Like the London Jazz players, JID has quickly developed their own sound and scope. Saxophonist Gary Bartz has a body of work that stretches all the way back to the ‘60s. Fresh from Julliard, Bartz played with Max Roach, Abbey Lincoln, McCoy Tyner and Eric Dolphy. In 1970, he joined Miles Davis' legendary post-"Bitches Brew'' band ("Live-Evil") and began to make his own records.
Now in these eight songs with the JID ensemble, they manage to summarize the myriad of styles Bartz has played in his career. "Black and Brown'' and "Spiritual Ideation" revive that intersection of funk and jazz from the seventies, while "Day By Day" sounds like the Bartz of today. In the hands of Younge and Shaheed Muhammad, Jazz is Dead is truly keeping it alive.
FOR THOSE I LOVE
“For Those I Love”[LP]
(September IRL/The Orchard)
2021's experimental music is shaping up to be all about vaulting from claustrophobic confined sounds to a luminous technicolor palette that mimics all of us breaking out of our quarantine cubes to breathe in the outside world.

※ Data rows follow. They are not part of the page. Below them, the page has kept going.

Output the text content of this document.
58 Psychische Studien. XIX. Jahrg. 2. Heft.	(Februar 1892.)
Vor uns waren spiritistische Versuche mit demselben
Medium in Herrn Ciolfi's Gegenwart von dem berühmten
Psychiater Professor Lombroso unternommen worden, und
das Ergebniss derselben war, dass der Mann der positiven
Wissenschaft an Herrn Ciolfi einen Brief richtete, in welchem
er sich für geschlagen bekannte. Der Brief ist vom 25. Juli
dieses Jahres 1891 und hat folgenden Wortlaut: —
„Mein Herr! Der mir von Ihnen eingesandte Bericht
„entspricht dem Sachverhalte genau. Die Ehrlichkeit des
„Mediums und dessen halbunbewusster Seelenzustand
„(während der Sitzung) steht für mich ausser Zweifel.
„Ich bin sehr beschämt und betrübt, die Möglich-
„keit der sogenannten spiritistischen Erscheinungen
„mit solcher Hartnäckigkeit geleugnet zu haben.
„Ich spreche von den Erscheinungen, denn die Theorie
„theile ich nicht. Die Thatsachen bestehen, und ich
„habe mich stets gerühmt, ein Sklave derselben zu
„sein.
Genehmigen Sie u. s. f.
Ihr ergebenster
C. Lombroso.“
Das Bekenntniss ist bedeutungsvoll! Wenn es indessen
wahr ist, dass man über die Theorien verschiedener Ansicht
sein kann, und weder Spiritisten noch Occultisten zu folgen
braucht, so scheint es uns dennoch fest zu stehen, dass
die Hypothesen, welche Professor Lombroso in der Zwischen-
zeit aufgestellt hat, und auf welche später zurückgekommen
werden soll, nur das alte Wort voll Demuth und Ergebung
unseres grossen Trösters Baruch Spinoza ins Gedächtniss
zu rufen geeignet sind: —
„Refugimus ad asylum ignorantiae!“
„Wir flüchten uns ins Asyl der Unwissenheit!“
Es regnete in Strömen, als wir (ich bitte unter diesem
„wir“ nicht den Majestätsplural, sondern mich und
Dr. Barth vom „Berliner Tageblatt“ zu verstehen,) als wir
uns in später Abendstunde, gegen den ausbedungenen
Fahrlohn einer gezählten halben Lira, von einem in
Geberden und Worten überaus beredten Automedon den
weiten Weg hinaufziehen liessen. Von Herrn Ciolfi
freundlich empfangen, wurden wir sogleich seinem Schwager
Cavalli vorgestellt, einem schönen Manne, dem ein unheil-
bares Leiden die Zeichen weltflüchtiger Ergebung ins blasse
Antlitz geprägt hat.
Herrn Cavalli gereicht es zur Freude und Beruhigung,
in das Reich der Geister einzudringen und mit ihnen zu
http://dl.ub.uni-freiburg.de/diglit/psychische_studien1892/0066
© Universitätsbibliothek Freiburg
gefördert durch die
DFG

Ireland's David Balfe has a very interesting idea of bending sample-based skittering EDM to meet his Arab Strap-ian Irish brogue. "I Have A Love" feels a lot like time traveling, and Balfe manages to squeeze emotion out of his storytelling without ever really changing his voice. He creates a sinister soul song out of "Birthday/The Pain," with the chilling line "You need to grow cold to grow old;" while also incorporating hip-hop into "Top Scheme" to reach for some righteous anger. A fascinating debut.